The last 6 weeks he won't sleep more than an hour unless he's being held or someone is touching him (hand on his tummy etc). He settles fine then this all starts about an hour or so after. Sometimes i can resettle him in his cot but other times he his hysterical until we pick him up to hold him. He seems to be in a deep sleep, try the arm trick before moving him back to his cot, putting him down gently. Then I'm lucky to be in bed half an hour before it starts again, sometimes I don't even get back in bed.
Only way to get any sleep is co-sleeping which I hate because I worry something will happen and I don't get into a proper deep sleep anyway.
Before all this started he was sleeping 10-11 hours with just his dummy needing put back in 2/3 times.

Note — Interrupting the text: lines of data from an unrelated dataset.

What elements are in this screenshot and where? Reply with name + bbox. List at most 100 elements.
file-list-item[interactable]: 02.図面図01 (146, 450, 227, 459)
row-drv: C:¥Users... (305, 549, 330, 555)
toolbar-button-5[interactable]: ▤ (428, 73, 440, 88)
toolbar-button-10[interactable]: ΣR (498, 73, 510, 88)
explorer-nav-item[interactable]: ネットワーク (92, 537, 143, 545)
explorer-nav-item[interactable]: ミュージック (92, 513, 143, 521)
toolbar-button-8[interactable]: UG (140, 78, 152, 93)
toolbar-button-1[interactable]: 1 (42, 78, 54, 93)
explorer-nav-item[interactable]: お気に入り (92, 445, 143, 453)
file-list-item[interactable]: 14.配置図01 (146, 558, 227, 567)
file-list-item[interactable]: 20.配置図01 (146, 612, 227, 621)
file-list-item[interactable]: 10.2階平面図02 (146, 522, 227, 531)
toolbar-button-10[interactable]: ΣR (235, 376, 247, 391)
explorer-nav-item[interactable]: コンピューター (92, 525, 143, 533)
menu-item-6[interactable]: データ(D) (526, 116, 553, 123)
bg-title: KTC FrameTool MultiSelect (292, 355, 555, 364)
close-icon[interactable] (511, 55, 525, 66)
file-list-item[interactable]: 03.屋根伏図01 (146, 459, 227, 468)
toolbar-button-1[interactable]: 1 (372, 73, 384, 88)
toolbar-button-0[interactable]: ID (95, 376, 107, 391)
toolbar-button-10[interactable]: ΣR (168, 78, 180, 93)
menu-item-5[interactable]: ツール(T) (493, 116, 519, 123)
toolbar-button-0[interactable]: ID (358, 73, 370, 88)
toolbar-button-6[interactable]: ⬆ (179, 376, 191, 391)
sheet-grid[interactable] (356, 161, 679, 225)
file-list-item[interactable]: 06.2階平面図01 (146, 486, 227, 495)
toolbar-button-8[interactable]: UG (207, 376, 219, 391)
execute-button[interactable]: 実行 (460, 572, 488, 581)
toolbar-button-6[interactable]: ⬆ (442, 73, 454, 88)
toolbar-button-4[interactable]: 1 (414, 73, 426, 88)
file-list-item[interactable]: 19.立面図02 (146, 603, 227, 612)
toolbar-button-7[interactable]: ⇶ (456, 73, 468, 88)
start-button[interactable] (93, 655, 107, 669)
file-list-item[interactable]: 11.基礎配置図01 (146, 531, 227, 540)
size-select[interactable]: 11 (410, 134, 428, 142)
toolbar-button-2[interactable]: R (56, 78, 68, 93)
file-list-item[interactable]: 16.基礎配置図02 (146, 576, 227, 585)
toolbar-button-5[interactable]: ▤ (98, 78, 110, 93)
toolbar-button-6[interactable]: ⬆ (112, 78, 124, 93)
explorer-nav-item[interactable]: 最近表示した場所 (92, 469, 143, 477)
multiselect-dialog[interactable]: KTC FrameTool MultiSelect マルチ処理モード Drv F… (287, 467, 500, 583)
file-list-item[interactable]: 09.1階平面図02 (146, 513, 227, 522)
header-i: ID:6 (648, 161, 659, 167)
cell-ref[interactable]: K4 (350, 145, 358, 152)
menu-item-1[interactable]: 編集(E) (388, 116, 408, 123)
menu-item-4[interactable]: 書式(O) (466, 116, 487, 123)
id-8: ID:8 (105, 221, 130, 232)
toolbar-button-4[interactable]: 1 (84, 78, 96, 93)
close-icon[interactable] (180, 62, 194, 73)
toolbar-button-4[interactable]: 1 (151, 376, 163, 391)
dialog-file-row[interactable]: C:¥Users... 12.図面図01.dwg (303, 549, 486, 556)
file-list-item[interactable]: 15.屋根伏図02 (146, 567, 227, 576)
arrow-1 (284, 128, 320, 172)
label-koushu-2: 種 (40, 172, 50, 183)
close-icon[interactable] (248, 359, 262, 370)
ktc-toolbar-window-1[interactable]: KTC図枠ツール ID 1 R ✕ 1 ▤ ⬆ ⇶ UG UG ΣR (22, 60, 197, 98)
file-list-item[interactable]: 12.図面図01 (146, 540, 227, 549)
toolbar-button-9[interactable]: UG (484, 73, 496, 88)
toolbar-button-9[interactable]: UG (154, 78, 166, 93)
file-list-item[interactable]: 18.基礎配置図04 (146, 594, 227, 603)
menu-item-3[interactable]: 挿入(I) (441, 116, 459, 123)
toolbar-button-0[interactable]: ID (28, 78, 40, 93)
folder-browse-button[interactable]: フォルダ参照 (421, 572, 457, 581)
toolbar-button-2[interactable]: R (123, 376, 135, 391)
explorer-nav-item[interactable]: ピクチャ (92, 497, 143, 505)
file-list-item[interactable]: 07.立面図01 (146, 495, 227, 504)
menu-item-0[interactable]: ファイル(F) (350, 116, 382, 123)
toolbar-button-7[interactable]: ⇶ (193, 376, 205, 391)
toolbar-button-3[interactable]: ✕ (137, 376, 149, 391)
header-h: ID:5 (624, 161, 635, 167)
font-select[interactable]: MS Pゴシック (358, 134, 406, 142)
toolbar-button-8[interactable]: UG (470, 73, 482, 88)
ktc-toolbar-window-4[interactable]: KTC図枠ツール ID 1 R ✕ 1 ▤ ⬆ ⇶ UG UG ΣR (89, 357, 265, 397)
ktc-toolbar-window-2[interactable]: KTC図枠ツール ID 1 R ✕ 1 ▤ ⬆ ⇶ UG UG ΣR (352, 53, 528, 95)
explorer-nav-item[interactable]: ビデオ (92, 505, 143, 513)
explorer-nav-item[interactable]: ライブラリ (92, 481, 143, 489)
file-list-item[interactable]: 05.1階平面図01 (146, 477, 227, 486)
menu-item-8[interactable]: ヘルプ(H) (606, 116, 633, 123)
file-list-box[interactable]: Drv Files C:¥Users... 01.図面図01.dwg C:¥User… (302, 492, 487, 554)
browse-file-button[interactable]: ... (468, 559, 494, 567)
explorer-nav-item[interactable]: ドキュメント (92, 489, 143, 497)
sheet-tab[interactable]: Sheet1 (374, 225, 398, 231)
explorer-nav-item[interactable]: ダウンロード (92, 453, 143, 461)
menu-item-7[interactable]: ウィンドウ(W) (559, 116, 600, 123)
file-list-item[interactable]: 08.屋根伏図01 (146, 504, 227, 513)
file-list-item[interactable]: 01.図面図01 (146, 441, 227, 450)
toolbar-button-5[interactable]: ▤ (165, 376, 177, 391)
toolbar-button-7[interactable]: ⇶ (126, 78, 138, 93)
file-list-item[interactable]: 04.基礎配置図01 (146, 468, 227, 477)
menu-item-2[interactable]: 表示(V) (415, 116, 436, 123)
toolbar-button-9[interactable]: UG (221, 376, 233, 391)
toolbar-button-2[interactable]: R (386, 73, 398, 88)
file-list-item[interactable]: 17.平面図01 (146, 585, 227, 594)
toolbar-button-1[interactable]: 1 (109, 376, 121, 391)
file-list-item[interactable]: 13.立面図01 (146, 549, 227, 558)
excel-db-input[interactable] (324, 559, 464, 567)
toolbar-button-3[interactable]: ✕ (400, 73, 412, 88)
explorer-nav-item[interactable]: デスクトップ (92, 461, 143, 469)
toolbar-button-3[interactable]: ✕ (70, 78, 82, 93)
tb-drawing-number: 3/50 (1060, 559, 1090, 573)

Hes so happy during the day and like a different baby at night. I love him and he is very much wanted after years of trying and mcs. I feel so bad even thinking it but im miserable and exhausted all day. I ended up shouting at him last night. Feel like a bad mum because of that and I can't stop him crying half the night.
DH does help when he can but works alot of hours.
I'm going back to work in 2 months and I honestly can't see how I'll cope if this continues. Please tell me it gets better.
And I tried controlled crying for 2 nights. He cried for hours and hours, never fell asleep and I picked him up in the end. It made me feel terrible and I'm not trying it again.